With carefully processed healthcare information, we will be able to develop more sophisticated and elegant models for individual normal physiology, and enable identification of subtle or event-induced changes toward pathophysiology early in the course of disease progression.
Integration of health informatics with bioinformatics
Translating the finding from data-intensive biological studies to effective therapies, diagnostic acids and clinical interventions is common nowadays. Temporal profiling of a subject over 14 days using biological (genomics, proteomics, metabolomics and transcriptomics) and clinical phenotypes have revealed how longitudinal measurements of multiscale biological data showed the dynamics of biological pathway during illness and wellness .

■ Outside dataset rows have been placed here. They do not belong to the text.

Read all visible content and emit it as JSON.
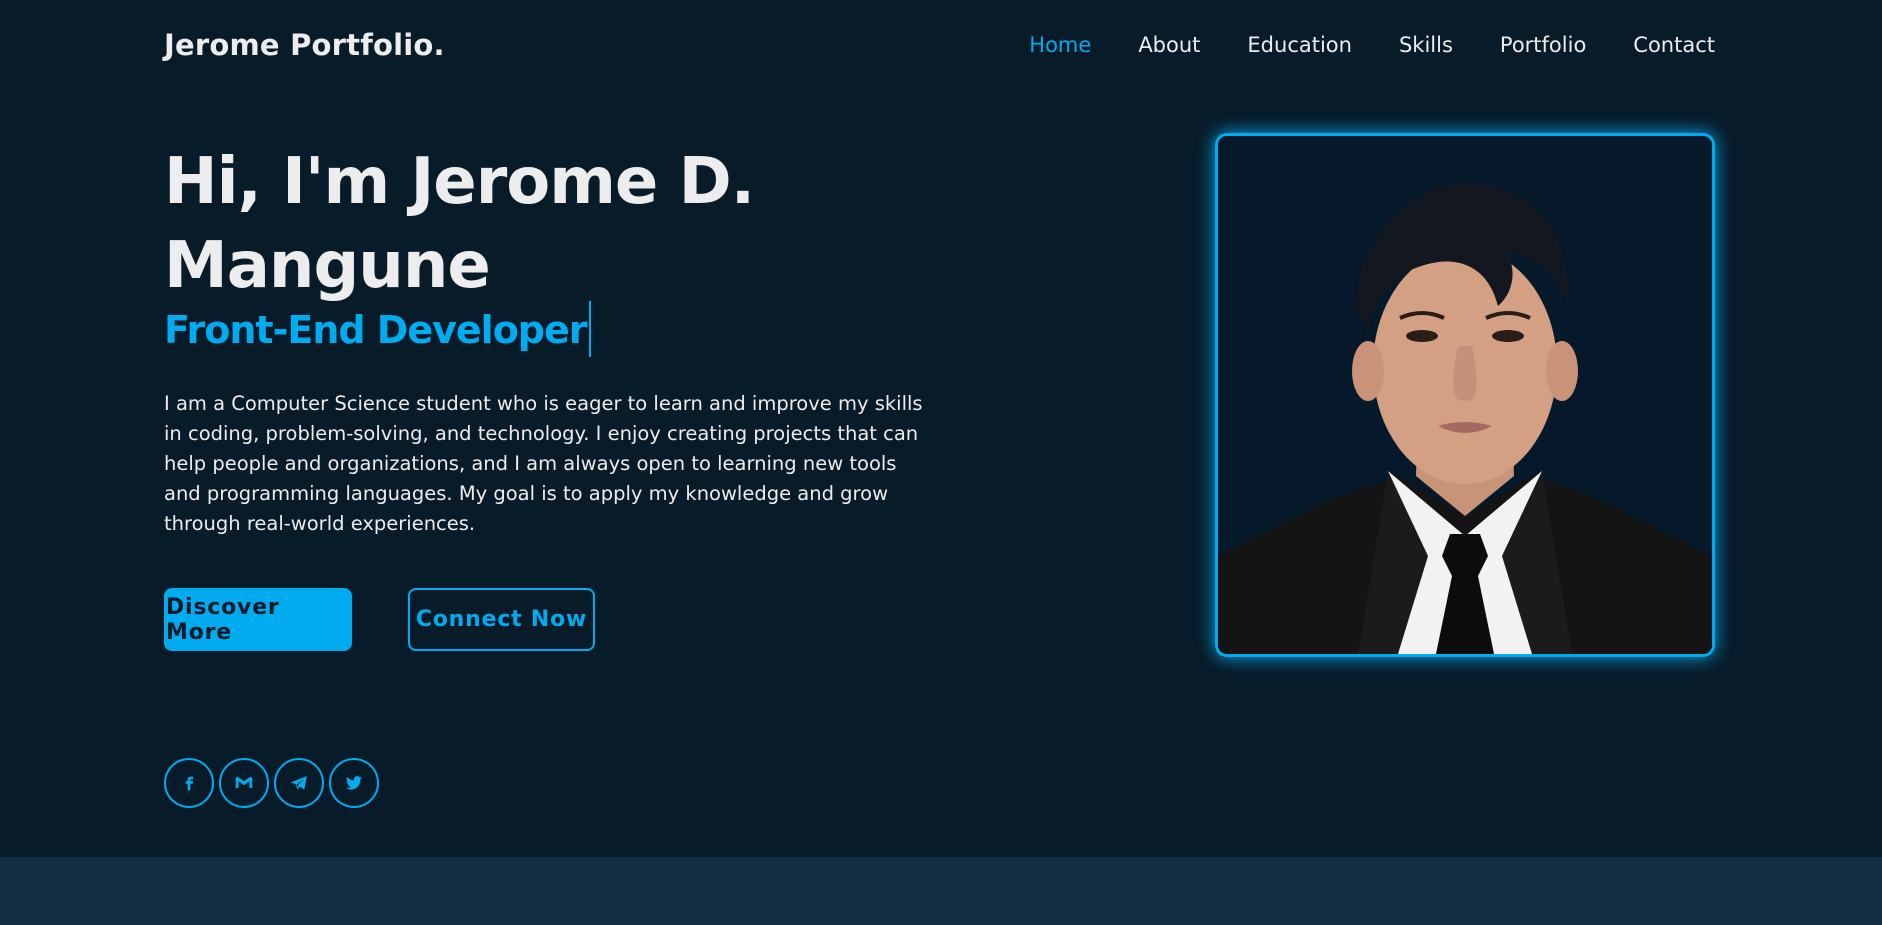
{
  "header": {
    "logo": "Jerome Portfolio.",
    "nav": [
      {
        "label": "Home",
        "active": true
      },
      {
        "label": "About"
      },
      {
        "label": "Education"
      },
      {
        "label": "Skills"
      },
      {
        "label": "Portfolio"
      },
      {
        "label": "Contact"
      }
    ]
  },
  "hero": {
    "title_line1": "Hi, I'm Jerome D.",
    "title_line2": "Mangune",
    "role": "Front-End Developer",
    "description": "I am a Computer Science student who is eager to learn and improve my skills in coding, problem-solving, and technology. I enjoy creating projects that can help people and organizations, and I am always open to learning new tools and programming languages. My goal is to apply my knowledge and grow through real-world experiences.",
    "primary_button": "Discover More",
    "secondary_button": "Connect Now"
  },
  "socials": [
    {
      "icon": "facebook-icon"
    },
    {
      "icon": "gmail-icon"
    },
    {
      "icon": "telegram-icon"
    },
    {
      "icon": "twitter-icon"
    }
  ],
  "colors": {
    "background": "#081b29",
    "accent": "#00abf0",
    "text": "#ededed",
    "band": "#112e42"
  }
}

This kind of works can be attributed to the relatively new domain of translational bioinformatics. Translational Bioinformatics is the development of storage, analytic, and interpretive methods to optimize the transformation of increasingly voluminous biomedical data, and genomic data, into proactive, predictive, preventive, and participatory health.
In the context of translational bioinformatics, individualized risk model being able to discern innocuous deviation from the average population from pathologic changes is of paramount importance.
It certainly is a fast-evolving and exciting domain, for there are a broad space to be explored. For example, how to choose the data streams and determine their clinical significances; how to embed these streams into EHR so as to integrate with biomedical data should be addressed before it can exert great impact on human health.
This domain will finally compose the intact image about personal health. And I do believe it will change the conventional clinical thinking about health in a way.
 R. Chen, et al. “Personal omics profiling reveals dynamic molecular and medical phenotypes.” Cell 148.6 (2012): 1293-1307.